FWIW, I've had two root canals.
The first one was done by my dentist and I felt a bit "pressured" into doing it(i.e. "You have to do this and I have to do it today." In retrospect, I should have both had a second opinion and if I'd needed it(don't really doubt) would have had an endodontist do it. My dentist split it into two sessions a month apart-one where apparently she did the root clean-out and another where she did the filling, something that now seems ridiculous to me. In any case, I woke up in excruciating pain two days later, called here, she took an X-ray and said "Oops, I missed a root." A few hours later, she'd at least taken care of that and done everything up to the point of fitting a crown. It was overall an unpleasant experience.
The second was with an endodontist. I'd been sent on referral by my dentist(a different one from the above) to a peridontist for a bump on my gums.

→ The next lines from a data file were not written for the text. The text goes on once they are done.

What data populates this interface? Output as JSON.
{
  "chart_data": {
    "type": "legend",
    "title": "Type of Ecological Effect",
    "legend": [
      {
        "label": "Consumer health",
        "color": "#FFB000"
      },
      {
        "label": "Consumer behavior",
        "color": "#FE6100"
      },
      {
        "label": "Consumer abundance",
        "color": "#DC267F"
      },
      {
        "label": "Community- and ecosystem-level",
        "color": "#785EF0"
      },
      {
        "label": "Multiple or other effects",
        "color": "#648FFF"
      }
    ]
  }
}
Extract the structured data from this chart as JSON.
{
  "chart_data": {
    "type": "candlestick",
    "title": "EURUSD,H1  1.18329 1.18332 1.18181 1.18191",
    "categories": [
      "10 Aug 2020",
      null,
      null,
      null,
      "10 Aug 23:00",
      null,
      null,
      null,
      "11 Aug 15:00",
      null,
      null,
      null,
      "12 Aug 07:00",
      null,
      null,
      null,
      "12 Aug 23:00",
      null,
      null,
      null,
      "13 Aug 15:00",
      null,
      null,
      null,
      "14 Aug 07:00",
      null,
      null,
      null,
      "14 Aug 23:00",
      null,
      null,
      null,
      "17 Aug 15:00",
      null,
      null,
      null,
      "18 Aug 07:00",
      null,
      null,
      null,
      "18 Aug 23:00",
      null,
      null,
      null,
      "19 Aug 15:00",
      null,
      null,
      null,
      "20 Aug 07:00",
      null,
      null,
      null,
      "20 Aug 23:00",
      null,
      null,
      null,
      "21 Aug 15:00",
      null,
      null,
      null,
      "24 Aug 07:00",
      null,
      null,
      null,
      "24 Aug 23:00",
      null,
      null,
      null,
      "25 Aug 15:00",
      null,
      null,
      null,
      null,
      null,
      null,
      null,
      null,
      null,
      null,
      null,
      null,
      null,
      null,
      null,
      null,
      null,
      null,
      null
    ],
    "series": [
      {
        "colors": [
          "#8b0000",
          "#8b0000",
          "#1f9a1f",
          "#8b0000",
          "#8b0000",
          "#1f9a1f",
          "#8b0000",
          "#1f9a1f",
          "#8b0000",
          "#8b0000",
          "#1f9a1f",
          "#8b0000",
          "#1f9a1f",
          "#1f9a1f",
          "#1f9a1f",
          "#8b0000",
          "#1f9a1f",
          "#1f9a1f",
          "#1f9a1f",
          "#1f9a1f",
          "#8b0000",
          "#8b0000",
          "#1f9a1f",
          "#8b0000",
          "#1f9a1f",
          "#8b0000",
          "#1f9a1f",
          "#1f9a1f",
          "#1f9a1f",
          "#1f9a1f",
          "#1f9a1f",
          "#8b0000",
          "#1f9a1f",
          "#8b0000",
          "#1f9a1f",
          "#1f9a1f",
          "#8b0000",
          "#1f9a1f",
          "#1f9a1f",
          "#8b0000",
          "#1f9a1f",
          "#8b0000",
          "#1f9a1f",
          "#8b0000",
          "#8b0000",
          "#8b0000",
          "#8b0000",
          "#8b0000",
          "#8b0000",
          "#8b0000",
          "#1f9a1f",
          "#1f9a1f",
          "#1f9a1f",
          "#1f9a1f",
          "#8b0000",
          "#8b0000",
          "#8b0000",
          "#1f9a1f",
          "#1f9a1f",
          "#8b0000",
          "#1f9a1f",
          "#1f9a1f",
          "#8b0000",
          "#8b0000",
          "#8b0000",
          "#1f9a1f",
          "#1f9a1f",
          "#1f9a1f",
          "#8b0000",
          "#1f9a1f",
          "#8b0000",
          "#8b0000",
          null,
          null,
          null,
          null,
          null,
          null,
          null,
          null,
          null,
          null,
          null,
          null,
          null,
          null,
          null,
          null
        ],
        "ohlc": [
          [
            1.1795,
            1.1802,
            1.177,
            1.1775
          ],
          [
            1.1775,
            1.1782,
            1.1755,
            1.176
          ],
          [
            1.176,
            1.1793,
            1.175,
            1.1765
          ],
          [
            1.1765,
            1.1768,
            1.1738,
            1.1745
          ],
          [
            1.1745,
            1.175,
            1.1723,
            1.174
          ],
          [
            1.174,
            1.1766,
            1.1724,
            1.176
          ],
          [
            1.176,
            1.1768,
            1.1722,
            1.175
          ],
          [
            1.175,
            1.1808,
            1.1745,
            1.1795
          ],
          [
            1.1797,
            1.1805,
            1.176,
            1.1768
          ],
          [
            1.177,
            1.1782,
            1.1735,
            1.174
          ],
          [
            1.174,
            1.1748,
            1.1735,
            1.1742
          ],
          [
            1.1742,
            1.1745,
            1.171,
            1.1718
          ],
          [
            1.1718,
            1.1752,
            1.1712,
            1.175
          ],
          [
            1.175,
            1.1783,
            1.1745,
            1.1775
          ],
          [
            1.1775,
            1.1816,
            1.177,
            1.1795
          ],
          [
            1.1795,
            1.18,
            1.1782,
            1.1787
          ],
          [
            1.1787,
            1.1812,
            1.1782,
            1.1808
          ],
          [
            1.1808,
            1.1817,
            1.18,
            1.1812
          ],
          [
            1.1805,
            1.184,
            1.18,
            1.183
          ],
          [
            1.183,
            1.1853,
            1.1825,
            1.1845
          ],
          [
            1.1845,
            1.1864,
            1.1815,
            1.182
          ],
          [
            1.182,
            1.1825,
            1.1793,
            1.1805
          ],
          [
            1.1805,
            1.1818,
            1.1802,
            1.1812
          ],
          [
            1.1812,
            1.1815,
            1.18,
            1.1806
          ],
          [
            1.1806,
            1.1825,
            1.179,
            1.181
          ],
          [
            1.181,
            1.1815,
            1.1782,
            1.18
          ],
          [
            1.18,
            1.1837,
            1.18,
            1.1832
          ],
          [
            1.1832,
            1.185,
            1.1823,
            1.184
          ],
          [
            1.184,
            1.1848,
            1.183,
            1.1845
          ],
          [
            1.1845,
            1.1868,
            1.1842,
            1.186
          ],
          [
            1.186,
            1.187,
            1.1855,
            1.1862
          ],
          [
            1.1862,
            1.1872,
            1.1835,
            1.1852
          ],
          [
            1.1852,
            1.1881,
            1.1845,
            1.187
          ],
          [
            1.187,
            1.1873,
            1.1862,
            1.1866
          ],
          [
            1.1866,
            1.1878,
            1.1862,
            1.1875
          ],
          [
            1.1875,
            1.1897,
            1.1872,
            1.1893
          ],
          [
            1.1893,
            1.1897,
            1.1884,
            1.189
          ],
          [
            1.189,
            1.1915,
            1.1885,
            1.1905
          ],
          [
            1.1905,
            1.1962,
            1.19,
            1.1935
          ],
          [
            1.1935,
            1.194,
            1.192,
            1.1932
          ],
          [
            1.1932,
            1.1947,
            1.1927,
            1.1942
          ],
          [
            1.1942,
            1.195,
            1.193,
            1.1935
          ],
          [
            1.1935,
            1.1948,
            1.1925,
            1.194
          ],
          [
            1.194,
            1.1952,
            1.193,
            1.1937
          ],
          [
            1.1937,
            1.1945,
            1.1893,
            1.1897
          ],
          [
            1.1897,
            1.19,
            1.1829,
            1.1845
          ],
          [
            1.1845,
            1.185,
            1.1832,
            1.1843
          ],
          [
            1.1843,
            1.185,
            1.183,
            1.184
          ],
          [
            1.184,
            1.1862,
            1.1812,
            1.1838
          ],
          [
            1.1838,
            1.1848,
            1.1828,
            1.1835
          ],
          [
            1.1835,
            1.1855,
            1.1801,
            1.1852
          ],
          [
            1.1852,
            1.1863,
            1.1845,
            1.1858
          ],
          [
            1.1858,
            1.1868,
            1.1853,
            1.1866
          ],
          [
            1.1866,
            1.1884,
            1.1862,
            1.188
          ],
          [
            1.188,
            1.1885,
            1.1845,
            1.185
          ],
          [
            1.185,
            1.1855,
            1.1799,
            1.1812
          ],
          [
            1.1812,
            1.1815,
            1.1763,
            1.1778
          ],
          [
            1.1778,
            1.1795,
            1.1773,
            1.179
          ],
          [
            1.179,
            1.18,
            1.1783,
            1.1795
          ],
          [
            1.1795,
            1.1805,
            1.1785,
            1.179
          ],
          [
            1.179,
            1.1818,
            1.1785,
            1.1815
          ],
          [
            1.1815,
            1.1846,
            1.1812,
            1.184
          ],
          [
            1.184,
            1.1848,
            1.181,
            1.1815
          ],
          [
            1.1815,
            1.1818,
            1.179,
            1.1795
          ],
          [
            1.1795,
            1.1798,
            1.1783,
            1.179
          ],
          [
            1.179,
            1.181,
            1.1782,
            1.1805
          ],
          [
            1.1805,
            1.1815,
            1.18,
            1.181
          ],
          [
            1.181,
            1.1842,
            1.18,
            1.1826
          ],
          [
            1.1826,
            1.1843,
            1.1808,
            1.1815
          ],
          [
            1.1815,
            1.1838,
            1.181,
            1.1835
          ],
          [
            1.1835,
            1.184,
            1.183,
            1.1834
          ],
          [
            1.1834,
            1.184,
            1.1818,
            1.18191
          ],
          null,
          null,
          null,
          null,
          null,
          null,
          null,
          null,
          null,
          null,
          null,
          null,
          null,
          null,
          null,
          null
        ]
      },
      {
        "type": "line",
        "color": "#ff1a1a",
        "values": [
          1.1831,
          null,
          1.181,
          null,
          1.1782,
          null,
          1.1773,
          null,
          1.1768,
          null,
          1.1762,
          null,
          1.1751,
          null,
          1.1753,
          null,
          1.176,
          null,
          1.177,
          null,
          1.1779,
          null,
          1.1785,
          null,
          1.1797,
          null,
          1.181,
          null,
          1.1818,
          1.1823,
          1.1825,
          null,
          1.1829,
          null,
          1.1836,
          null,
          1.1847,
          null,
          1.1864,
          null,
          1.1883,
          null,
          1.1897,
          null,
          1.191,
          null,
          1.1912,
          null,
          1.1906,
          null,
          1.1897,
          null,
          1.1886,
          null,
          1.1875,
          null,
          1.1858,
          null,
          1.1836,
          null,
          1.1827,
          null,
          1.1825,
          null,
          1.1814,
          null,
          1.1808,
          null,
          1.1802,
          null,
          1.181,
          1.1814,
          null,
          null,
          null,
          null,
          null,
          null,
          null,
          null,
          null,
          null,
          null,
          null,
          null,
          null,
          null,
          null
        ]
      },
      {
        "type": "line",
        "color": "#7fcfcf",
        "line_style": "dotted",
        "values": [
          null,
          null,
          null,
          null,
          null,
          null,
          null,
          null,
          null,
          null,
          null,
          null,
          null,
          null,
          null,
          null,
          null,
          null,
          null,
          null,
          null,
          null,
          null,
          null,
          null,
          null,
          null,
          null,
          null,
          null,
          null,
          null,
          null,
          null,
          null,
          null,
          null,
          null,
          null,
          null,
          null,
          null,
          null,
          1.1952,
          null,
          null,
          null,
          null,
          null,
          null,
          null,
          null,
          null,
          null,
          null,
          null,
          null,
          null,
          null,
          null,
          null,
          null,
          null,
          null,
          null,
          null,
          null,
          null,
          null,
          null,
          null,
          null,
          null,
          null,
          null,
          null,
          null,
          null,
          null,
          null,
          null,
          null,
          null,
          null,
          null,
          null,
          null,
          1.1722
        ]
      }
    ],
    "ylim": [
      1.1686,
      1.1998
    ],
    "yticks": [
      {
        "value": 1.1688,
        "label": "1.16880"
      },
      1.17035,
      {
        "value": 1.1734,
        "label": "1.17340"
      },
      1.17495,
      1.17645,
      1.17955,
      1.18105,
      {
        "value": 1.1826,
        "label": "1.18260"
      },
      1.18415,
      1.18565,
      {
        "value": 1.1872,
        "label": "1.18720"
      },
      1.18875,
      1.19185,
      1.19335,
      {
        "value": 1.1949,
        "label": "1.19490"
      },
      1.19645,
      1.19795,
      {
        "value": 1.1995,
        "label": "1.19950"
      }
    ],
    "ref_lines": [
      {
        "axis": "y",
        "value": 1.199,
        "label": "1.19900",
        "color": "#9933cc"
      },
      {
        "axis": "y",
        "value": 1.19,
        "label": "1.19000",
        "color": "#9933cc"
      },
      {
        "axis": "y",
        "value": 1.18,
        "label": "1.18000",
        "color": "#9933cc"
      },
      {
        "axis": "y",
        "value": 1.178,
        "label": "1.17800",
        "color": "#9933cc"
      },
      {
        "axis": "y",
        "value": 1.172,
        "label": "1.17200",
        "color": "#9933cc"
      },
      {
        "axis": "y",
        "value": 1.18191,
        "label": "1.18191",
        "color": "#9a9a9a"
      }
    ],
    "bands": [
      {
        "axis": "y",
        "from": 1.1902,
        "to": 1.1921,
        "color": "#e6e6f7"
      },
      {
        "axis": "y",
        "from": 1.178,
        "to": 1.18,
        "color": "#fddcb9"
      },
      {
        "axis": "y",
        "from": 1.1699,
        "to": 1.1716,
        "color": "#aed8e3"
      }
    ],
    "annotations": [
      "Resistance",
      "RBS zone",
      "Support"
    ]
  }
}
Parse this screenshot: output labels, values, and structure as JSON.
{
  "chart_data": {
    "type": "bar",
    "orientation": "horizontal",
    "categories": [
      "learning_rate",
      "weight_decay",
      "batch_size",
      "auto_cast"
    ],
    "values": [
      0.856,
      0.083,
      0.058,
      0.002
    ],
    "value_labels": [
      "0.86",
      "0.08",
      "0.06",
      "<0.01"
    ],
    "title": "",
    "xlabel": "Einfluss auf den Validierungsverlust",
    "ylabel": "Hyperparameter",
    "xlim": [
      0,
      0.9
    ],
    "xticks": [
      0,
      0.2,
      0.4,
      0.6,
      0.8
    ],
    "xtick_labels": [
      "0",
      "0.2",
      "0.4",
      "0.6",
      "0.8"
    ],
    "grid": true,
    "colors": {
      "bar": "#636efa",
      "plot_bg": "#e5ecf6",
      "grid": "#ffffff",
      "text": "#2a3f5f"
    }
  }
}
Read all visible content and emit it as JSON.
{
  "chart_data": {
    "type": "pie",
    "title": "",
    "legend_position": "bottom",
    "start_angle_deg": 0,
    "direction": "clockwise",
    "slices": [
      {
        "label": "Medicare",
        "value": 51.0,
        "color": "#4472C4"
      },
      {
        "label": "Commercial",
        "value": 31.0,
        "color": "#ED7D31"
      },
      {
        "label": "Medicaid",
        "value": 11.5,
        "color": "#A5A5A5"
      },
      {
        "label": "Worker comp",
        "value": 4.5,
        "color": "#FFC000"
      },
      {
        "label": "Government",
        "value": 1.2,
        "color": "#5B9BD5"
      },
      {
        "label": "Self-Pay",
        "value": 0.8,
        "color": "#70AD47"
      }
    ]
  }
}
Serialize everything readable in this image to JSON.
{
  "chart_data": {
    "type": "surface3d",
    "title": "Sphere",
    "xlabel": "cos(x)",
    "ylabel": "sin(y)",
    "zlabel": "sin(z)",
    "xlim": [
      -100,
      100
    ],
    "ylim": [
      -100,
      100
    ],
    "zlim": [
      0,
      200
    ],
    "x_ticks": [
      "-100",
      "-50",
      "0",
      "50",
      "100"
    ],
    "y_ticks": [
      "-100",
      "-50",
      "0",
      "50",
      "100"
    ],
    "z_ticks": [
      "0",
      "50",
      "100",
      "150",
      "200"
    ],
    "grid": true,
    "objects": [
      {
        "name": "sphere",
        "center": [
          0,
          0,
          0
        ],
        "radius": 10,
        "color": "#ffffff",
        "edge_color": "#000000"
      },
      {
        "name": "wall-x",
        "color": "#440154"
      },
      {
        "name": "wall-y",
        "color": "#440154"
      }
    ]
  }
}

The peridontist looked at it, x-rayed it, called in the endodontist across the hall to look at it, and they both advised a root canal and said it shouldn't wait as the "bump" was the result of an abcess.
The endodontist worked me in that day over lunch, and did the entire thing in about an hour and a half on one of my second molars. He was quick, but also extremely thorough. I'd guess he took about a half dozen X-rays through the course of doing it(my first didn't take a single one during). I mentioned something to him about my folly with the first and he said first of all that he's seen serious complications from splitting into two sessions, said that all my teeth had the same root arrangement as the one where I'd had the issue and even though it wasn't a "textbook" arrangement it was still common and easily visible on the X-ray. He of course didn't openly criticize the dentist who had done my first one, but had a look of "What kind of hack was that?"(BTW, that was a hack dentist who later had her license suspended over one specific incident). The endodontist was relatively painless, fast, and there again well worth seeing. I think he charged $900 only.
BTW, I've never had dental insurance, and I usually get both a good deal as a cash customer(I get the impression that a lot don't like dealing with the insurance) and usually a 5-10% discount for paying in full before I leave the office. There again, I suspect the rate of no-pays on cash customers also makes them incentivize a paid in full bill.